Pui-Wing Tam – That is the message from fund managers as they survey the prospects of the Indonesian market in 1997. While Hong Kong proved to be the most popular regional investment destination at the start of this year, more fund managers are now gaining confidence in Indonesia and are putting the country on their buy lists.
"Foreign funds have been getting back their weightings in Indonesia again," says Barbara Shaw, a fund manager at National Mutual Funds Management (Asia) Ltd. and manager of the National Mutual Indonesian Fund. "Since not much has happened in politics in the last quarter, the market is coming up again."
Indonesia performed strongly in the first five months of 1996, but then political worries began hurting share prices. The June ouster of pro-democracy leader Megawati Sukarnoputri as head of a political party, plus two July events – President Suharto's trip to Germany for a medical checkup and riots rooted in anger over Ms. Megawati's removal – prompted many investors to leave the market. Those who stayed were rewarded by a fourth-quarter rally, which lifted the Jakarta composite index 24% for the year. The index closed Wednesday at record high of 686.11, up 5.23 points.
May Elections
Political jitters are likely to reappear later this year, warn many fund managers, especially after the first quarter. Parliamentary elections, in which Ms. Megawati has been barred from any role, are scheduled for May. The campaign will cause some jitters, as will continued uncertainty about who will succeed 75-year-old President Suharto. His current five-year term ends in March 1998 and, if health permits, he is widely expected to seek a seventh term.
But should these political fears turn fund managers away from Indonesia? Mac Overton, a fund manager at Mbf Unit Trust Managers Ltd. and manager of the MBf Indonesian Growth Fund, argues that the political risks are already priced into the market. "You should buy into Indonesia now," he says.
The market is currently underpinned by a solid fundamental economic picture. Kitty Hon, an analyst at ImPac Asset Management (HK) Ltd., forecasts Indonesia's economic growth will hit 8.1% this year, up from the projected 7.5% in 1996. And export growth is likely to reach 14.4% this year, up from an estimated 9.7% last year, she says.
Meanwhile, inflation should slow to 7.3%, from 9.4% in 1995, creating a positive environment for lower interest rates, the managers contend. Currently, Indonesia's prime interest rate is 18%.
The positive environment is also expected to fuel corporate earnings growth this year. Ms. Hon predicts average earnings growth will be 20% this year, and 17% in 1998, compared with about 14% in 1996.
'My Favorite Market'
In addition, the Indonesian market is trading at a relatively low price/earnings ratio. "Indonesia is my favorite market in Asia because it's one of the few markets where the price/earnings ratio is lower than the projected earnings growth rate," says MBf's Mr. Overton, who calculates the market is currently at 14.2 times projected 1997 earnings.
Even the perennial problem that many fund managers complain about in Indonesia – limited liquidity – is being alleviated, they say. Simon Chan, manager of the Barclays Indonesia Fund and a fund manager at Barclays Global Investors Hong Kong Ltd., says that the participation of local investors in the market has increased over the past year. Brokerage firms such as PT Lippo Securities, for instance, are offering brokers commissions to develop their retail business.
"We see the market is now not only focused on the blue-chips," says Mr.
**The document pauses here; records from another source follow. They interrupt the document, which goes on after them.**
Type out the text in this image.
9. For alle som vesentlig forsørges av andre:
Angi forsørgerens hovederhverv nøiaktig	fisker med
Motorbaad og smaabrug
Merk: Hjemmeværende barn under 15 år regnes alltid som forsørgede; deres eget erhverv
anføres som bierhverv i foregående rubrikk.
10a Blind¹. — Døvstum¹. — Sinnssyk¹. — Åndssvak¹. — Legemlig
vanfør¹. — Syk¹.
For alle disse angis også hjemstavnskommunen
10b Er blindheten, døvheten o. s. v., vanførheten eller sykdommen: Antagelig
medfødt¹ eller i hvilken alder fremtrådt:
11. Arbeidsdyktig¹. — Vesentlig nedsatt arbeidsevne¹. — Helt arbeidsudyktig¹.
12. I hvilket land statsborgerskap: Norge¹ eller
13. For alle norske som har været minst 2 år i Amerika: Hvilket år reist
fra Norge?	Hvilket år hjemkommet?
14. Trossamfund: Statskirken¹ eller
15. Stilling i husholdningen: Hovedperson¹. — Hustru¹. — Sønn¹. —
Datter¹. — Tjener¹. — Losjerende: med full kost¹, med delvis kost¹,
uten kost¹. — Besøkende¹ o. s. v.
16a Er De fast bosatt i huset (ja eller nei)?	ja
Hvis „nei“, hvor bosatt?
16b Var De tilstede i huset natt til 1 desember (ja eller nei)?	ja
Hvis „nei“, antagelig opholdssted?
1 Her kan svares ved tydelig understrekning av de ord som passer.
Chan. "The mix and liquidity in the market has improved."
Fund managers with dedicated Indonesian equity funds are most heavily allocated in the banking and finance sector. MBf's Mr. Overton says the banks are trading at a cheap price/earnings ratio of 12.9 times projected 1997 earnings. Banks' average earnings growth is expected be around 19% this year. While the bigger banks are generally favored, some midsized ones also are displaying impressive growth, say fund managers. Among the top choices are Bank Internasional Indonesia, which Mr. Overton predicts will produce 23% earnings growth this year, while trading at just 13 times projected 1997 earnings; and Bank Tiara, which is forecast to achieve 23% earnings growth. Its share are currently trading at 8.9 times projected 1997 earnings. In trading Wednesday on the Jakarta Stock Exchange, Bank Internasional closed at 1,800 rupiah (76 U.S. cents), down 25 rupiah, while Bank Tiara settled at 3,000 rupiah, up 50 rupiah.